Konaklieva, Monika I and Lutz, Alex and Plotkin, Balbina J (2025) Phenotypic identification of fragments as antivirals. World Journal of Biology Pharmacy and Health Sciences, 22 (2). pp. 301-313. ISSN 2582-5542

While fragment-based drug discovery (FBDD), i.e., target-based approach, continues to produce candidates for research directed at drug discovery and chemical biology, a strategy increasingly being adopted is phenotypic screening, also referred to as Phenotypic Drug Discovery (PDD). Among the many therapies currently being explored, synthetic small-molecule drugs represent a prime opportunity for bringing treatments to the marketplace to meet the rising global demand for antivirals. Newer targets for antivirals are critical metabolic pathways in host cells, which viruses are known to hijack to support their replication and continued survival. Using standard synthetic techniques, a library (~50 compounds) of low molecular weight urea and amide chemotypes was developed to target virus entry. The library is based on the fragment-to-lead approach, utilizing phenotypic screen whole cell screens.
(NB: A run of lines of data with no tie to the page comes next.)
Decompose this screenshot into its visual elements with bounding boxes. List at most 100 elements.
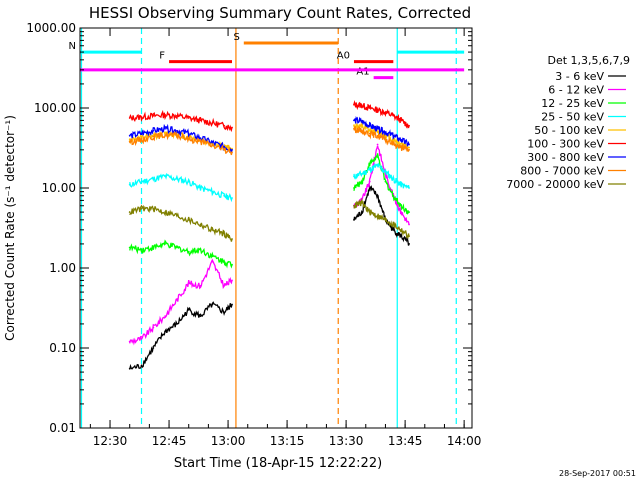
plot-frame bbox=[79, 27, 473, 429]
series-line-a-12-25keV bbox=[129, 239, 233, 269]
series-line-a-7000-20000keV bbox=[129, 204, 233, 242]
data-point-b-8-4 bbox=[384, 218, 387, 221]
data-point-a-7-8 bbox=[223, 148, 226, 151]
data-point-a-0-5 bbox=[187, 308, 190, 311]
series-line-b-6-12keV bbox=[353, 145, 410, 225]
data-point-b-2-5 bbox=[392, 194, 395, 197]
data-point-b-1-7 bbox=[408, 223, 410, 226]
data-point-b-4-0 bbox=[353, 124, 355, 127]
data-point-b-7-1 bbox=[360, 129, 363, 132]
data-point-b-0-6 bbox=[400, 235, 403, 238]
data-point-b-3-3 bbox=[376, 164, 379, 167]
y-axis-label: Corrected Count Rate (s⁻¹ detector⁻¹) bbox=[3, 115, 17, 341]
data-point-b-5-1 bbox=[360, 104, 363, 107]
data-point-a-8-0 bbox=[128, 211, 131, 213]
data-point-a-1-8 bbox=[223, 284, 226, 287]
data-point-a-1-3 bbox=[164, 315, 167, 318]
data-point-a-5-0 bbox=[128, 117, 131, 119]
data-point-b-4-7 bbox=[408, 146, 410, 149]
data-point-b-8-7 bbox=[408, 235, 410, 238]
data-point-a-2-1 bbox=[140, 248, 143, 251]
data-point-a-0-8 bbox=[223, 311, 226, 314]
data-point-b-3-5 bbox=[392, 177, 395, 180]
x-tick-label-2: 13:00 bbox=[211, 434, 246, 448]
data-point-b-1-2 bbox=[368, 180, 371, 183]
data-point-b-0-7 bbox=[408, 243, 410, 245]
y-tick-label-3: 1.00 bbox=[49, 261, 76, 275]
data-point-a-8-8 bbox=[223, 232, 226, 235]
data-point-b-1-3 bbox=[376, 143, 379, 146]
data-point-a-6-8 bbox=[223, 145, 226, 148]
data-point-b-2-4 bbox=[384, 180, 387, 183]
series-line-a-300-800keV bbox=[129, 123, 233, 155]
data-point-a-7-5 bbox=[187, 138, 190, 140]
data-point-a-5-2 bbox=[152, 114, 155, 117]
data-point-a-7-3 bbox=[164, 134, 167, 136]
data-point-b-2-0 bbox=[353, 187, 355, 189]
data-point-b-8-3 bbox=[376, 214, 379, 217]
data-point-b-4-6 bbox=[400, 142, 403, 145]
data-point-a-1-1 bbox=[140, 337, 143, 340]
data-point-a-8-3 bbox=[164, 211, 167, 213]
data-point-b-4-1 bbox=[360, 126, 363, 128]
legend-label-4: 50 - 100 keV bbox=[534, 124, 604, 137]
data-point-a-5-3 bbox=[164, 113, 167, 116]
data-point-a-6-3 bbox=[164, 127, 167, 130]
data-point-a-6-0 bbox=[128, 134, 131, 137]
data-point-b-6-3 bbox=[376, 127, 379, 130]
data-point-b-0-5 bbox=[392, 228, 395, 231]
data-point-b-7-4 bbox=[384, 138, 387, 141]
legend-title: Det 1,3,5,6,7,9 bbox=[547, 54, 630, 67]
data-point-a-0-1 bbox=[140, 364, 143, 367]
data-point-a-2-8 bbox=[223, 260, 226, 263]
y-tick-label-1: 100.00 bbox=[34, 101, 76, 115]
series-line-a-25-50keV bbox=[129, 172, 233, 203]
data-point-b-3-1 bbox=[360, 173, 363, 175]
y-tick-label-2: 10.00 bbox=[42, 181, 76, 195]
data-point-a-5-1 bbox=[140, 116, 143, 118]
data-point-b-3-4 bbox=[384, 170, 387, 173]
data-point-b-1-6 bbox=[400, 211, 403, 213]
data-point-a-4-0 bbox=[128, 138, 131, 141]
x-tick-label-4: 13:30 bbox=[329, 434, 364, 448]
y-tick-label-0: 1000.00 bbox=[26, 21, 76, 35]
series-line-b-800-7000keV bbox=[353, 126, 410, 152]
data-point-a-3-0 bbox=[128, 183, 131, 186]
data-point-a-6-1 bbox=[140, 132, 143, 135]
data-point-b-3-7 bbox=[408, 187, 410, 189]
data-point-b-7-7 bbox=[408, 148, 410, 151]
series-line-a-6-12keV bbox=[129, 258, 233, 346]
data-point-a-3-4 bbox=[176, 177, 178, 180]
legend-label-3: 25 - 50 keV bbox=[541, 111, 604, 124]
series-line-b-25-50keV bbox=[353, 162, 410, 189]
data-point-a-5-5 bbox=[187, 117, 190, 119]
data-point-a-7-4 bbox=[176, 134, 178, 137]
series-line-b-3-6keV bbox=[353, 184, 410, 246]
data-point-b-5-0 bbox=[353, 103, 355, 106]
data-point-b-2-6 bbox=[400, 204, 403, 207]
data-point-a-0-3 bbox=[164, 330, 167, 333]
data-point-b-7-2 bbox=[368, 132, 371, 135]
chart-title: HESSI Observing Summary Count Rates, Cor… bbox=[89, 4, 471, 22]
data-point-b-6-6 bbox=[400, 138, 403, 141]
data-point-a-2-3 bbox=[164, 243, 167, 245]
data-point-b-0-0 bbox=[353, 218, 355, 221]
legend-label-7: 800 - 7000 keV bbox=[520, 165, 604, 178]
data-point-a-8-7 bbox=[211, 228, 214, 231]
data-point-b-4-3 bbox=[376, 131, 379, 133]
data-point-b-5-6 bbox=[400, 119, 403, 122]
data-point-a-1-6 bbox=[199, 284, 202, 287]
data-point-a-2-7 bbox=[211, 255, 214, 258]
series-line-a-100-300keV bbox=[129, 109, 233, 133]
data-point-a-8-5 bbox=[187, 218, 190, 221]
data-point-b-2-2 bbox=[368, 163, 371, 165]
data-point-a-6-9 bbox=[231, 148, 233, 151]
series-line-a-800-7000keV bbox=[129, 131, 233, 156]
y-tick-label-4: 0.10 bbox=[49, 341, 76, 355]
data-point-b-7-3 bbox=[376, 134, 379, 137]
data-point-b-7-5 bbox=[392, 142, 395, 145]
data-point-a-7-6 bbox=[199, 140, 202, 143]
data-point-a-6-6 bbox=[199, 137, 202, 140]
data-point-a-1-4 bbox=[176, 298, 178, 301]
series-line-b-100-300keV bbox=[353, 99, 410, 129]
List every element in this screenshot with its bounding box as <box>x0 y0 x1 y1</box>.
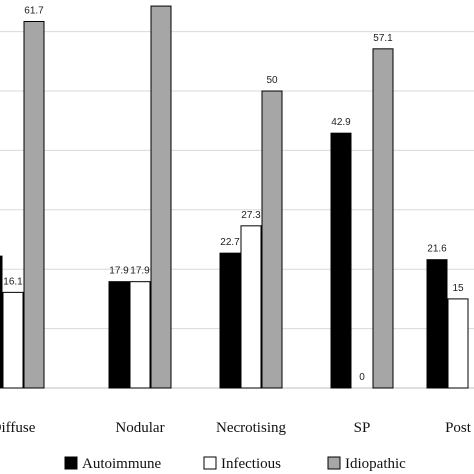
data-label: 50 <box>266 75 278 86</box>
category-label-sp: SP <box>354 420 371 436</box>
category-label-post: Post <box>445 420 472 436</box>
data-label: 16.1 <box>3 276 23 287</box>
legend-label-infectious: Infectious <box>221 456 281 472</box>
bar-infectious-necrotising <box>240 225 262 389</box>
category-label-nodular: Nodular <box>115 420 164 436</box>
bar-autoimmune-necrotising <box>219 252 241 389</box>
data-label: 21.6 <box>427 244 447 255</box>
data-label: 57.1 <box>373 33 393 44</box>
bars <box>0 5 469 389</box>
gridlines <box>0 31 474 389</box>
bar-idiopathic-diffuse <box>23 21 45 389</box>
legend-swatch-idiopathic <box>327 456 341 470</box>
data-label: 22.7 <box>220 237 240 248</box>
category-label-necrotising: Necrotising <box>216 420 286 436</box>
data-label: 61.7 <box>24 6 44 17</box>
legend-swatch-autoimmune <box>64 456 78 470</box>
bar-autoimmune-nodular <box>108 281 130 389</box>
data-label: 27.3 <box>241 210 261 221</box>
data-label: 0 <box>359 372 365 383</box>
category-label-diffuse: Diffuse <box>0 420 36 436</box>
bar-infectious-post <box>447 298 469 389</box>
data-labels: .216.161.717.917.964.322.727.35042.9057.… <box>3 0 464 383</box>
data-label: 17.9 <box>109 266 129 277</box>
legend-label-autoimmune: Autoimmune <box>82 456 162 472</box>
category-labels: Diffuse Nodular Necrotising SP Post <box>0 420 472 436</box>
bar-idiopathic-necrotising <box>261 90 283 389</box>
data-label: 15 <box>452 283 464 294</box>
bar-idiopathic-sp <box>372 48 394 389</box>
data-label: 17.9 <box>130 266 150 277</box>
legend-label-idiopathic: Idiopathic <box>345 456 406 472</box>
data-label: 64.3 <box>151 0 171 1</box>
data-label: 42.9 <box>331 117 351 128</box>
bar-autoimmune-sp <box>330 132 352 389</box>
bar-autoimmune-diffuse <box>0 255 3 389</box>
bar-idiopathic-nodular <box>150 5 172 389</box>
bar-infectious-diffuse <box>2 291 24 389</box>
bar-infectious-nodular <box>129 281 151 389</box>
bar-autoimmune-post <box>426 259 448 389</box>
legend-swatch-infectious <box>203 456 217 470</box>
legend: Autoimmune Infectious Idiopathic <box>64 456 406 472</box>
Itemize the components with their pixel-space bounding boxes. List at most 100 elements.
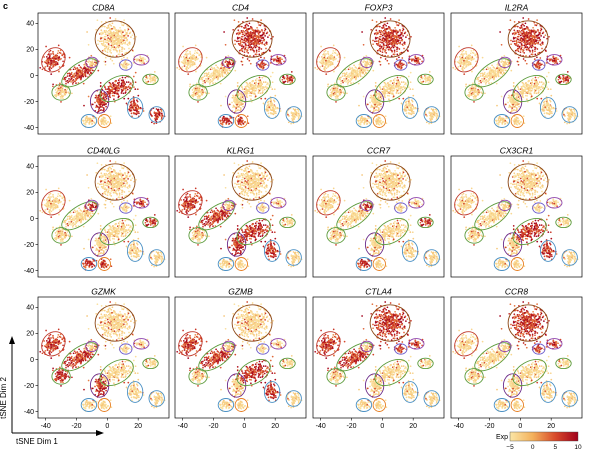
cell-point — [401, 57, 404, 59]
cell-point — [363, 60, 365, 62]
cell-point — [380, 29, 383, 32]
cell-point — [242, 97, 245, 100]
cell-point — [134, 71, 137, 74]
cell-point — [239, 93, 242, 96]
cell-point — [101, 104, 104, 107]
cell-point — [85, 116, 87, 119]
cell-point — [228, 122, 231, 125]
cell-point — [353, 74, 355, 77]
cell-point — [341, 88, 344, 90]
cell-point — [74, 80, 77, 83]
cell-point — [71, 79, 74, 82]
cell-point — [64, 93, 66, 96]
cell-point — [403, 32, 406, 35]
cell-point — [111, 39, 114, 41]
cell-point — [59, 82, 61, 85]
cell-point — [99, 119, 102, 122]
cell-point — [257, 86, 260, 89]
cell-point — [71, 83, 74, 85]
cell-point — [286, 80, 289, 83]
cell-point — [236, 101, 238, 103]
cell-point — [237, 21, 240, 23]
cell-point — [100, 91, 103, 93]
cell-point — [244, 43, 247, 45]
cell-point — [125, 81, 128, 83]
cell-point — [126, 57, 129, 59]
cell-point — [48, 63, 51, 65]
cell-point — [53, 61, 56, 64]
cell-point — [323, 68, 326, 70]
cell-point — [246, 29, 248, 32]
cell-point — [385, 122, 388, 125]
cell-point — [104, 63, 107, 66]
cell-point — [242, 45, 245, 48]
cell-point — [380, 94, 382, 97]
cell-point — [391, 45, 394, 47]
cell-point — [113, 48, 116, 51]
cell-point — [151, 79, 154, 81]
cell-point — [207, 73, 210, 76]
cell-point — [295, 110, 297, 113]
cell-point — [424, 80, 427, 83]
cell-point — [419, 58, 421, 61]
cell-point — [94, 96, 97, 99]
cell-point — [402, 97, 405, 100]
cell-points — [39, 17, 166, 128]
cell-point — [252, 92, 254, 95]
cell-point — [60, 94, 63, 97]
cell-point — [127, 97, 130, 100]
cell-point — [460, 58, 463, 61]
cell-point — [257, 32, 260, 35]
cell-point — [400, 87, 402, 89]
cell-point — [73, 74, 75, 77]
cell-point — [341, 75, 344, 77]
cell-point — [262, 89, 264, 92]
cell-point — [329, 54, 332, 57]
cell-point — [261, 62, 263, 64]
cell-point — [255, 37, 258, 40]
cell-point — [154, 112, 156, 114]
y-tick-label: -40 — [24, 125, 34, 132]
cell-point — [245, 32, 248, 35]
cell-point — [387, 62, 390, 65]
cell-point — [238, 43, 241, 46]
cell-point — [288, 115, 291, 117]
cell-point — [242, 33, 245, 36]
cell-point — [399, 65, 402, 68]
cell-point — [250, 26, 253, 29]
cell-point — [271, 81, 274, 84]
cell-point — [503, 54, 506, 57]
cell-point — [354, 73, 357, 76]
cell-point — [405, 36, 407, 38]
cell-point — [474, 54, 477, 57]
cell-point — [111, 94, 114, 97]
cell-point — [210, 72, 213, 75]
cell-point — [335, 97, 337, 100]
cell-point — [114, 29, 117, 31]
cell-point — [214, 73, 217, 75]
cell-point — [365, 61, 368, 64]
cell-point — [234, 43, 236, 46]
cell-point — [388, 95, 391, 97]
cell-point — [256, 42, 259, 45]
cell-point — [70, 72, 73, 74]
cell-point — [360, 121, 362, 124]
cell-point — [194, 87, 197, 90]
cell-point — [116, 89, 119, 92]
cell-point — [406, 49, 409, 52]
cell-point — [87, 43, 90, 46]
cell-point — [80, 67, 83, 69]
cell-point — [262, 37, 265, 39]
cell-point — [110, 122, 113, 125]
cell-point — [379, 63, 382, 66]
cell-point — [107, 120, 110, 123]
cell-point — [264, 81, 267, 83]
cell-point — [378, 31, 380, 34]
cell-point — [237, 29, 240, 32]
cell-point — [358, 104, 360, 107]
cell-point — [153, 76, 156, 78]
cell-point — [228, 69, 231, 72]
cell-point — [404, 110, 407, 112]
cell-point — [108, 81, 111, 84]
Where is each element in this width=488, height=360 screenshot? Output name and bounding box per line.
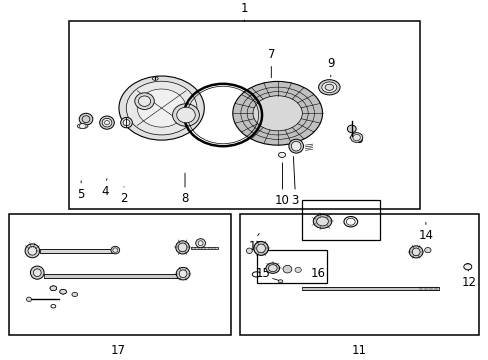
Ellipse shape bbox=[316, 217, 328, 226]
Ellipse shape bbox=[25, 244, 40, 258]
Ellipse shape bbox=[232, 81, 322, 145]
Bar bbox=[190, 247, 217, 249]
Text: 12: 12 bbox=[460, 276, 475, 289]
Text: 4: 4 bbox=[102, 185, 109, 198]
Ellipse shape bbox=[135, 93, 154, 109]
Ellipse shape bbox=[278, 280, 282, 283]
Ellipse shape bbox=[350, 133, 362, 142]
Ellipse shape bbox=[121, 117, 132, 128]
Ellipse shape bbox=[60, 289, 66, 294]
Ellipse shape bbox=[33, 269, 41, 276]
Ellipse shape bbox=[463, 264, 471, 270]
Ellipse shape bbox=[198, 241, 203, 246]
Ellipse shape bbox=[138, 96, 150, 106]
Ellipse shape bbox=[408, 246, 422, 258]
Text: 1: 1 bbox=[240, 2, 248, 15]
Ellipse shape bbox=[50, 286, 57, 291]
Ellipse shape bbox=[318, 80, 339, 95]
Ellipse shape bbox=[113, 248, 118, 252]
Ellipse shape bbox=[256, 244, 265, 253]
Ellipse shape bbox=[178, 243, 186, 252]
Ellipse shape bbox=[321, 82, 336, 93]
Ellipse shape bbox=[100, 116, 114, 129]
Ellipse shape bbox=[111, 246, 120, 254]
Ellipse shape bbox=[104, 121, 109, 125]
Ellipse shape bbox=[463, 264, 471, 270]
Ellipse shape bbox=[325, 84, 333, 90]
Ellipse shape bbox=[26, 297, 31, 302]
Ellipse shape bbox=[176, 267, 189, 280]
Ellipse shape bbox=[79, 124, 86, 129]
Ellipse shape bbox=[278, 152, 285, 157]
Ellipse shape bbox=[278, 152, 285, 157]
Ellipse shape bbox=[152, 77, 158, 80]
Ellipse shape bbox=[126, 81, 197, 135]
Bar bbox=[43, 274, 182, 278]
Bar bbox=[40, 249, 115, 253]
Text: 15: 15 bbox=[256, 267, 270, 280]
Text: 2: 2 bbox=[120, 192, 127, 205]
Text: 8: 8 bbox=[181, 192, 188, 205]
Text: 9: 9 bbox=[326, 57, 334, 70]
Ellipse shape bbox=[72, 292, 78, 297]
Ellipse shape bbox=[102, 118, 112, 127]
Ellipse shape bbox=[283, 265, 291, 273]
Ellipse shape bbox=[179, 270, 186, 278]
Ellipse shape bbox=[352, 134, 360, 141]
Ellipse shape bbox=[424, 248, 430, 253]
Text: 10: 10 bbox=[275, 194, 289, 207]
Ellipse shape bbox=[77, 124, 88, 129]
Ellipse shape bbox=[291, 141, 301, 151]
Text: 14: 14 bbox=[418, 229, 432, 242]
Ellipse shape bbox=[294, 267, 301, 273]
Ellipse shape bbox=[175, 241, 189, 254]
Ellipse shape bbox=[253, 242, 268, 255]
Ellipse shape bbox=[119, 76, 204, 140]
Text: 7: 7 bbox=[267, 48, 275, 61]
Ellipse shape bbox=[268, 265, 277, 271]
Ellipse shape bbox=[265, 263, 279, 273]
Ellipse shape bbox=[246, 248, 252, 253]
Bar bbox=[302, 287, 438, 290]
Ellipse shape bbox=[288, 139, 303, 153]
Text: 3: 3 bbox=[291, 194, 298, 207]
Ellipse shape bbox=[411, 248, 419, 256]
Text: 17: 17 bbox=[110, 345, 125, 357]
Ellipse shape bbox=[346, 125, 355, 133]
Text: 6: 6 bbox=[354, 133, 362, 146]
Ellipse shape bbox=[137, 89, 185, 127]
Text: 11: 11 bbox=[351, 345, 366, 357]
Ellipse shape bbox=[123, 120, 130, 126]
Ellipse shape bbox=[79, 113, 93, 125]
Text: 5: 5 bbox=[77, 188, 84, 201]
Ellipse shape bbox=[195, 239, 205, 248]
Text: 16: 16 bbox=[310, 267, 325, 280]
Ellipse shape bbox=[252, 96, 302, 131]
Text: 13: 13 bbox=[248, 240, 263, 253]
Ellipse shape bbox=[28, 247, 37, 255]
Ellipse shape bbox=[30, 266, 44, 279]
Ellipse shape bbox=[172, 104, 199, 126]
Ellipse shape bbox=[176, 107, 195, 123]
Ellipse shape bbox=[313, 215, 331, 228]
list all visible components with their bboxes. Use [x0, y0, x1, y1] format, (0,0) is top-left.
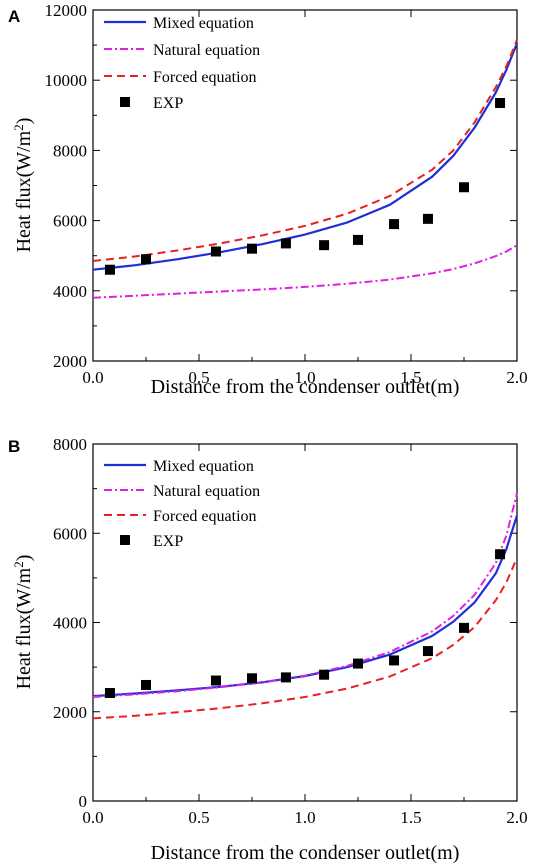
legend-label-exp: EXP — [153, 533, 183, 550]
x-tick-label: 1.5 — [400, 808, 421, 827]
exp-data-point — [319, 240, 330, 251]
natural-equation-line — [92, 492, 518, 698]
exp-markers — [104, 98, 506, 275]
y-tick-label: 10000 — [45, 71, 88, 90]
exp-data-point — [459, 622, 469, 633]
exp-data-point — [280, 672, 291, 683]
y-tick-labels: 0 2000 4000 6000 8000 — [53, 435, 87, 811]
panel-b: B 0.0 0.5 1.0 1.5 2.0 0 2000 4000 6000 8000 Mixe… — [8, 435, 528, 864]
exp-data-point — [422, 646, 433, 657]
forced-equation-line — [92, 39, 518, 262]
x-tick-label: 0.5 — [188, 368, 209, 387]
legend-swatch-exp — [120, 97, 130, 107]
y-tick-label: 6000 — [53, 524, 87, 543]
exp-data-point — [210, 675, 221, 686]
mixed-equation-line — [92, 42, 519, 271]
exp-data-point — [247, 243, 257, 254]
y-tick-label: 12000 — [45, 1, 88, 20]
x-tick-labels: 0.0 0.5 1.0 1.5 2.0 — [82, 808, 527, 827]
x-tick-labels: 0.0 0.5 1.0 1.5 2.0 — [82, 368, 527, 387]
panel-label: A — [8, 7, 20, 26]
exp-data-point — [353, 234, 363, 245]
exp-data-point — [459, 182, 469, 193]
exp-data-point — [422, 213, 433, 224]
legend-label-forced: Forced equation — [153, 508, 257, 525]
y-tick-labels: 2000 4000 6000 8000 10000 12000 — [45, 1, 88, 371]
legend-label-mixed: Mixed equation — [153, 15, 254, 32]
x-tick-label: 0.0 — [82, 368, 103, 387]
exp-markers — [104, 549, 506, 699]
axis-ticks — [92, 443, 518, 802]
exp-data-point — [141, 679, 151, 690]
panel-a: A 0.0 0.5 1.0 1.5 2.0 2000 4000 6000 8000 10000 1… — [8, 1, 528, 398]
exp-data-point — [210, 246, 221, 257]
x-tick-label: 1.5 — [400, 368, 421, 387]
x-tick-label: 1.0 — [294, 368, 315, 387]
y-tick-label: 2000 — [53, 703, 87, 722]
x-axis-label: Distance from the condenser outlet(m) — [151, 842, 460, 864]
x-tick-label: 0.5 — [188, 808, 209, 827]
x-tick-label: 1.0 — [294, 808, 315, 827]
axis-ticks — [92, 9, 518, 362]
panel-label: B — [8, 437, 20, 456]
legend-label-forced: Forced equation — [153, 69, 257, 86]
legend: Mixed equation Natural equation Forced e… — [104, 458, 260, 550]
exp-data-point — [389, 219, 400, 230]
exp-data-point — [495, 98, 506, 109]
y-tick-label: 4000 — [53, 614, 87, 633]
x-axis-label: Distance from the condenser outlet(m) — [151, 376, 460, 398]
y-axis-label: Heat flux(W/m2) — [11, 118, 35, 253]
x-tick-label: 2.0 — [506, 808, 527, 827]
exp-data-point — [247, 673, 257, 684]
y-tick-label: 6000 — [53, 212, 87, 231]
exp-data-point — [280, 238, 291, 249]
forced-equation-line — [92, 557, 518, 720]
exp-data-point — [319, 669, 330, 680]
legend-label-natural: Natural equation — [153, 42, 260, 59]
natural-equation-line — [92, 244, 518, 299]
legend-label-mixed: Mixed equation — [153, 458, 254, 475]
y-tick-label: 2000 — [53, 352, 87, 371]
y-tick-label: 8000 — [53, 141, 87, 160]
exp-data-point — [104, 264, 115, 275]
y-tick-label: 4000 — [53, 282, 87, 301]
series-lines — [92, 39, 519, 299]
x-tick-label: 0.0 — [82, 808, 103, 827]
x-tick-label: 2.0 — [506, 368, 527, 387]
legend-swatch-exp — [120, 535, 130, 545]
exp-data-point — [389, 655, 400, 666]
y-tick-label: 8000 — [53, 435, 87, 454]
exp-data-point — [141, 254, 151, 265]
series-lines — [92, 492, 519, 720]
legend-label-exp: EXP — [153, 95, 183, 112]
y-axis-label: Heat flux(W/m2) — [11, 555, 35, 690]
exp-data-point — [104, 688, 115, 699]
plot-frame — [92, 9, 518, 362]
y-tick-label: 0 — [79, 792, 88, 811]
exp-data-point — [353, 658, 363, 669]
legend-label-natural: Natural equation — [153, 483, 260, 500]
legend: Mixed equation Natural equation Forced e… — [104, 15, 260, 112]
exp-data-point — [495, 549, 506, 560]
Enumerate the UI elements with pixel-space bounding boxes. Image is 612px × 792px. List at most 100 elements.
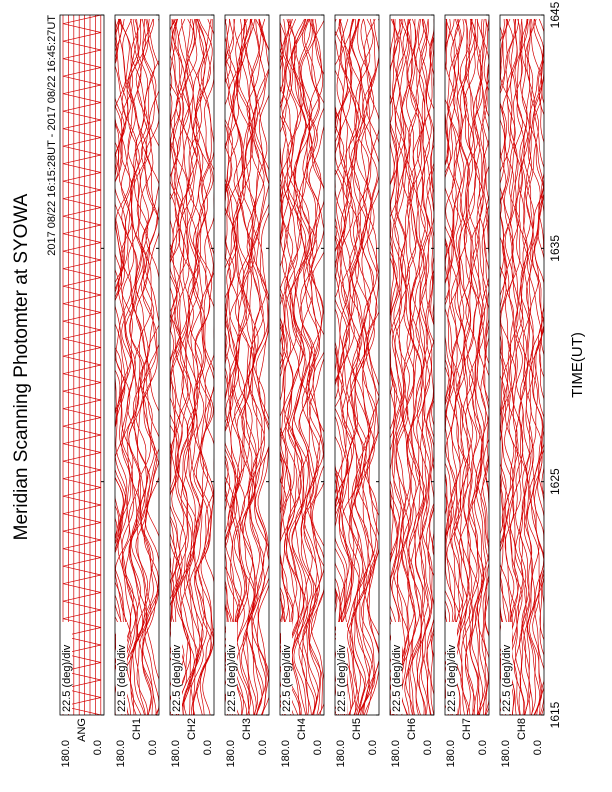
- channel-trace: [170, 18, 179, 715]
- panel-ymax: 180.0: [170, 740, 182, 768]
- channel-trace: [453, 18, 465, 715]
- panel-scale: 22.5 (deg)/div: [391, 644, 403, 712]
- panel-frame: [279, 14, 325, 716]
- x-tick-label: 1635: [548, 235, 562, 262]
- channel-trace: [400, 18, 411, 715]
- channel-trace: [299, 18, 318, 715]
- channel-trace: [236, 18, 256, 715]
- scale-bg: [446, 622, 457, 714]
- channel-trace: [335, 18, 338, 715]
- scale-bg: [116, 622, 127, 714]
- channel-trace: [345, 18, 360, 715]
- channel-trace: [227, 18, 246, 715]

The fragments based on the urea scaffold with nitrogen heterocycle, e.g., pyrimidine moiety, and the trifluoromethyl-containing amides demonstrated activity against respiratory viruses such as influenza viruses, enterovirus, and respiratory syncytial virus. These preliminary results serve as a foundation for optimizing our current fragment library to increase the potency of the next generation of compounds and to define their potential as antivirals.